Mother, of course, had automatic potato peelers when we were young. The peelers even had names. Ours. I can remember rising an hour or two early each Sunday in order to peel potatoes (with a hand peeler since mother was quite definite that no more skin be removed than necessary). When the potatoes and other vegetables were all prepared for cooking, I would go to church. My mother would then take over on preparing Sunday dinner at which normally we had 15 in attendance (we always had guests).
In preparing mashed potatoes, if the peeling of the potatoes was left to the younger children, the mashing or putting the potatoes through a ricer was man’s work. My brothers took turns at the chore and those who were best at it won the title and task most often. Mother never used skim milk or clear chicken brother in her mashed potatoes as I do. She was more traditional, preferring to use cream or milk. She would have used sour cream as I have – if she thought she could get away with it. Mother loved sour cream and buttermilk. The men of the house, however, did not. Therefore, it was not included. Because of a familial history of hypertension, mother cut the salt (or left it out all together) in most of her recipes. She made up for it with pepper, a spice she loved.
To vary her mashed potatoes, in addition to the butter (not margarine) that she regarded as a necessity, mother would also flavor them with chopped onion, nutmeg or mace, although not all at once. She always topped the large mound of mashed potatoes she prepared with butter although after we were grown, she sometimes indulged herself with a sprinkling of paprika, a snip of parsley or chives.

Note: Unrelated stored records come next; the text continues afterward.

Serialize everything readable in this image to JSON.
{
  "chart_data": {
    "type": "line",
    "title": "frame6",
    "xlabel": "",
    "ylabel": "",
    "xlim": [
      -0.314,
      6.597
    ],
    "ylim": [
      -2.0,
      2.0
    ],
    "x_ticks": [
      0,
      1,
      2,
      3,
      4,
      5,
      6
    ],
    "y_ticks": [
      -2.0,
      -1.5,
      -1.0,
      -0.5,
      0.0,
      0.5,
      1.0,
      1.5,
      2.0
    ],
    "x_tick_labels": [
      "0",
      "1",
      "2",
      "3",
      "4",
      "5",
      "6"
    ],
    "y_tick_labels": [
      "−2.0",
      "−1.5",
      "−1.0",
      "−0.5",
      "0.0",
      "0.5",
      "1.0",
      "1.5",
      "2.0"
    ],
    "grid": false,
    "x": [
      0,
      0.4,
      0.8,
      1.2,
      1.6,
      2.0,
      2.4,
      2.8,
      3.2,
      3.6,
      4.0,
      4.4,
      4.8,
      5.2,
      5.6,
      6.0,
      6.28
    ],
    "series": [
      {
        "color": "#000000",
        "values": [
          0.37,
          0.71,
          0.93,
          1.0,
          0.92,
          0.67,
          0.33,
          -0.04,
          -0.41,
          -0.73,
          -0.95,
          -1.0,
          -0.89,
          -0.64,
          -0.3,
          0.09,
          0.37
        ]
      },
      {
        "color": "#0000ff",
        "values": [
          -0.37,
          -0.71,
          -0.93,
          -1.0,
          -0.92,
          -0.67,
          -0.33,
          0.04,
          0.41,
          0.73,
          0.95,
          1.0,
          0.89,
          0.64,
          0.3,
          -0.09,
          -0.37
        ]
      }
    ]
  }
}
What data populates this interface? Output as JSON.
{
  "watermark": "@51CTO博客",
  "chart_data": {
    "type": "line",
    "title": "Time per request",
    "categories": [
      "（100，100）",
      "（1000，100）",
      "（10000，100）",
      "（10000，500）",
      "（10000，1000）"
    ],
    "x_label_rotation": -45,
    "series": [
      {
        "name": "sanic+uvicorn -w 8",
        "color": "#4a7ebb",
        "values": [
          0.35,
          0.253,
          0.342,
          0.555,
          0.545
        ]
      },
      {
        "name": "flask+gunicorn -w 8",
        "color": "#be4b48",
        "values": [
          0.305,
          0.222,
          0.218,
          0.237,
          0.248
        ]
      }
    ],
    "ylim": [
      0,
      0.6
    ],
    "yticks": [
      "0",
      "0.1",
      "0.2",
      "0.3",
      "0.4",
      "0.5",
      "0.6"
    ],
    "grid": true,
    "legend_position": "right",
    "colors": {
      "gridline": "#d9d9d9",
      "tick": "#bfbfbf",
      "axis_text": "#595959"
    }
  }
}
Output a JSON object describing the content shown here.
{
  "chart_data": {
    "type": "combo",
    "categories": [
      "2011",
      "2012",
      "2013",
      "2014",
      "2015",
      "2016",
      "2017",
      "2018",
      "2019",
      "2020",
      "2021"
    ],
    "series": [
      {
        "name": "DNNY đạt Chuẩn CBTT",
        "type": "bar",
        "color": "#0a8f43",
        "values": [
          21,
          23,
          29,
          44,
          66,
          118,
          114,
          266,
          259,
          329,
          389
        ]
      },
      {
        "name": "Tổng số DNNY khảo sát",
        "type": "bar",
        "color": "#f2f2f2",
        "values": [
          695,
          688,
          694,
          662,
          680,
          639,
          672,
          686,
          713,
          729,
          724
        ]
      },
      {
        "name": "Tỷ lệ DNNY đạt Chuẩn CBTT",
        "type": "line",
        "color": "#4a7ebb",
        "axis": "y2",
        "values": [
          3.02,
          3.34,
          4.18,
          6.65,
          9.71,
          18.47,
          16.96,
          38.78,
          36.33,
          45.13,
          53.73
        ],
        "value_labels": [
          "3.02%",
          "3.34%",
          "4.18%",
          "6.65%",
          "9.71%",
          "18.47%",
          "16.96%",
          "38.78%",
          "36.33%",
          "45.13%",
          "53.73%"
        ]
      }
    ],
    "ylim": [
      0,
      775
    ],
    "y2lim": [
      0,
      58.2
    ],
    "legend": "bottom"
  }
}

Her potato puff recipe follows:
Heat the oven to 425-degrees F.
In a large mixing bowl or pan, beat well
2 or more cups cold Mashed Potatoes
Beat again until well blended. Spoon the mixture into a lightly greased baking dish or drop by spoonfuls onto a greased baking sheet. (If you are preparing a leftover meat and gravy dish, you can also pipe the potato mixture onto the meat either as a border or as a topping or “crust”.)
Brush the potatoes with melted butter or margarine. Place in preheated oven and bake for 15 minutes or until the top of the potatoes are lightly browned.
For variety, you can flavor the potato mixture with chopped onion, chive or parsley or shredded cheese.